7 . Normally, utility patent terms last seventeen years. 35 U.S.C. § 154 (1982). Under the Commissioner’s interpretation, any part of the term lost to FDA review would not be restored for certain patents, thereby shortening the effective patent life.

8 . See, e.g., 45 Fed.Reg. 72,582; 72,591 (1980); 44 Fed.Reg. 2932; 2937-38 (1979); Chemical Dictionary, supra note 3, at 418, 907; FDA, Bureau of Drugs, Staff Manual Guide BD 4820.3, at 1-2 (Feb. 19, 1982).

9 . FDA classifies drugs into six chemical types. One such type is defined:

Type 1 —New molecular entity — i.e., the active moiety is not yet marketed in the United

States by any drug manufacturer either as a single entity or as part of a combination product.

FDA, Bureau of Drugs, Staff Manual Guide BD 4820.3, at 1-2 (Feb. 19, 1982). The Commissioner's interpretation is further questionable because the House Report refers to "Class I” and “new chemical entity” rather than the FDA’s term “Type 1” and "new molecular entity.”

10 . For example: “new molecular entity," "active moiety,” or "new chemical entity.”

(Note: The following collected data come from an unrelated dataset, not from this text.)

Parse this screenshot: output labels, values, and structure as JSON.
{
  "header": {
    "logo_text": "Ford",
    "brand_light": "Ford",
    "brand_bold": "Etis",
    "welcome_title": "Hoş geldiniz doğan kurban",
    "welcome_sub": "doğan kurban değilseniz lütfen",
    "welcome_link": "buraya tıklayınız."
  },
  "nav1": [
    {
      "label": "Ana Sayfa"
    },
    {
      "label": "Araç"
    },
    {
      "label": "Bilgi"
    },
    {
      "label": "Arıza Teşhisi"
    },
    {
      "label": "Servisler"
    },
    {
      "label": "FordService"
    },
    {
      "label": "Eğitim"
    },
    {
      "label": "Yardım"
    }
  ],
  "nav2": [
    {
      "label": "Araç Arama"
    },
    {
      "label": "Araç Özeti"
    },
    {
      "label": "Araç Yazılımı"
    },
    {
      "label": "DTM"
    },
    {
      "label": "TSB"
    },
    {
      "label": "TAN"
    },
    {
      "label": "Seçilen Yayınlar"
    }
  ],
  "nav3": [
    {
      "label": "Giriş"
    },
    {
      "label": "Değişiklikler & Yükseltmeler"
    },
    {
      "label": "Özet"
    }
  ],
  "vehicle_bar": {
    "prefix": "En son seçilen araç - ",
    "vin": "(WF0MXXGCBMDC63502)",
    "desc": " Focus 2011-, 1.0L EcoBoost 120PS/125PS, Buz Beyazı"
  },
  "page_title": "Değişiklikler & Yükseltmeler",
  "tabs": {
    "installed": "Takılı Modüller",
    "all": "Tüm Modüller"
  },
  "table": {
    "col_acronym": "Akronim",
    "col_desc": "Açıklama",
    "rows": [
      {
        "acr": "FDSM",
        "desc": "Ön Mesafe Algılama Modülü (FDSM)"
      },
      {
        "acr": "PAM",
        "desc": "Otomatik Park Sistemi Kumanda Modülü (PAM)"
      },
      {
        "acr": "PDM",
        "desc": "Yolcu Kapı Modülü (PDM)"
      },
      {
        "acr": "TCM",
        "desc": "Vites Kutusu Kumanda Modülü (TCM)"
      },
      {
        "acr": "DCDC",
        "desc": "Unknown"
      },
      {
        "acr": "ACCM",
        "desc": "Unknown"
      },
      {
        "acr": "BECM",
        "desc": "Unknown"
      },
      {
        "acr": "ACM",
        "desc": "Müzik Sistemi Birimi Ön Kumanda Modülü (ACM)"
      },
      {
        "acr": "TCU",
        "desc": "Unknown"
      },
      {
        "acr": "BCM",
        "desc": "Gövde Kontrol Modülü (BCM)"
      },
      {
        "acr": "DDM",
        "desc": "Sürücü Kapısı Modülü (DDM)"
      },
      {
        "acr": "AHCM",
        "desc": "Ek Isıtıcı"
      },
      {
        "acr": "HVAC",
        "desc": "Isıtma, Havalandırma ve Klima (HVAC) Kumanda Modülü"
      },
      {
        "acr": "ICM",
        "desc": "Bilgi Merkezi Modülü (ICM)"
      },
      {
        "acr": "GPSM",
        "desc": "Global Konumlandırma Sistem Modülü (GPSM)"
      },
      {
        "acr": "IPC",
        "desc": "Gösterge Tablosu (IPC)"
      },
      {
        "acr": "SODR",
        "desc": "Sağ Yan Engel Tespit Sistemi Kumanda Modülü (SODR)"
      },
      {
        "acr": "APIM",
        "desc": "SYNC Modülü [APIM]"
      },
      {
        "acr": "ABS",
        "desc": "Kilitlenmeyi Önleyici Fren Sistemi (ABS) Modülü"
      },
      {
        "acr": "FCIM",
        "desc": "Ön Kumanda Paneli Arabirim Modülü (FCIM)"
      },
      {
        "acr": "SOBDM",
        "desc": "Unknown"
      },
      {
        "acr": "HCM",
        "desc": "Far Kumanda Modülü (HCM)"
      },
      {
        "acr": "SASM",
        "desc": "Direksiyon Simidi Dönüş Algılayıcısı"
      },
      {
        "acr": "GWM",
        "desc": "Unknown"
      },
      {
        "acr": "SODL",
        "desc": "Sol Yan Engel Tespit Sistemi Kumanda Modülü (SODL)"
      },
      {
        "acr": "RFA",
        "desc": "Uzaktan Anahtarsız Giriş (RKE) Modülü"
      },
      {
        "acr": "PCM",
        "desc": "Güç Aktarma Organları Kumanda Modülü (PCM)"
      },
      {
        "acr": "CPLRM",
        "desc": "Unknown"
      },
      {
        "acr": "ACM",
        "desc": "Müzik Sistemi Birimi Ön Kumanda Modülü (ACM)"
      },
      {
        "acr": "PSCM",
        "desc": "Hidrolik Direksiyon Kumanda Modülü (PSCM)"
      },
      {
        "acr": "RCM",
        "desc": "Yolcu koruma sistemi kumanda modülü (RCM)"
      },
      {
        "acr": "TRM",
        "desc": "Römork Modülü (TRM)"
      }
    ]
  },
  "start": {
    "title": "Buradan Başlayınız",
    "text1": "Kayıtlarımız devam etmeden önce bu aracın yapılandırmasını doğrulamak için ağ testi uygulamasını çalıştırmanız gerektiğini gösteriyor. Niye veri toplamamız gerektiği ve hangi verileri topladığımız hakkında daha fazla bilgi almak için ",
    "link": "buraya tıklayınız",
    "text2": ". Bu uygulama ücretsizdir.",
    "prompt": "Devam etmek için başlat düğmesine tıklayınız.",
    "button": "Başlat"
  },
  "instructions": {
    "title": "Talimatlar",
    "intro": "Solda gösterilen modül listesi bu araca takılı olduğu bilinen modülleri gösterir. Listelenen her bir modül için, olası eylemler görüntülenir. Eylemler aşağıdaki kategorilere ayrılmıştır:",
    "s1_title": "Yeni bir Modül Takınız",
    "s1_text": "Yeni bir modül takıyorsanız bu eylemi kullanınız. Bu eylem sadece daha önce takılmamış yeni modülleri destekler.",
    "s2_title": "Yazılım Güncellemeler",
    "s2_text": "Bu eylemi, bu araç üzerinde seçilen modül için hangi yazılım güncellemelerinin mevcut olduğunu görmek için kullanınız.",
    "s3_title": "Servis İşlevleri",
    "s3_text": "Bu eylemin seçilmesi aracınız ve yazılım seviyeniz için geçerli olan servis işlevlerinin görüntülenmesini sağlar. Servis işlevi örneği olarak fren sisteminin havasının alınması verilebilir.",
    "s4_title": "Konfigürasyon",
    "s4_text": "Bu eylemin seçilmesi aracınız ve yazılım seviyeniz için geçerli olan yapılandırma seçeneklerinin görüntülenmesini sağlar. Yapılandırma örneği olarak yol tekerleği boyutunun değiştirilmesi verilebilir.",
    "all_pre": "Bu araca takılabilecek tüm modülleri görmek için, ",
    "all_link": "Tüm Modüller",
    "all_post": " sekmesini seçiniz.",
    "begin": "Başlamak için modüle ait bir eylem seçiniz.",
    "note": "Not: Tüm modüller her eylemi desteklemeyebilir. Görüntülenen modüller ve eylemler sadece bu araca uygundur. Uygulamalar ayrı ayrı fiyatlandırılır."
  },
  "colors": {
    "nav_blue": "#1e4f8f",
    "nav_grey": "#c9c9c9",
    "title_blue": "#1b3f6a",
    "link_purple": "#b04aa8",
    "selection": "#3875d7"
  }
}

11 . The FDA also has administrative duties under the Act. However, as opposed to title II of the Act, that applies to the Patent and Trademark Office, title I applies to the FDA. Title I includes language similar to the section 156 language in dispute in this appeal. See 21 U.S.C. §§ 355(j)(4)(D)(i) & (v) (Supp. V 1987). The Commissioner attempts to bootstrap his claim of deference by emphasizing that the FDA has interpreted the nearly identical language of title I in a similar manner. He stresses that the FDA similarly has technical expertise. We are unpersuaded. First, the FDA’s interpretation, like the Patent and Trademark Office’s, may be based on its own judgment of what is better policy. Second, the FDA’s interpretation of plain statutory terms is as unlikely to require technical expertise and technical judgment as is the Commissioner’s.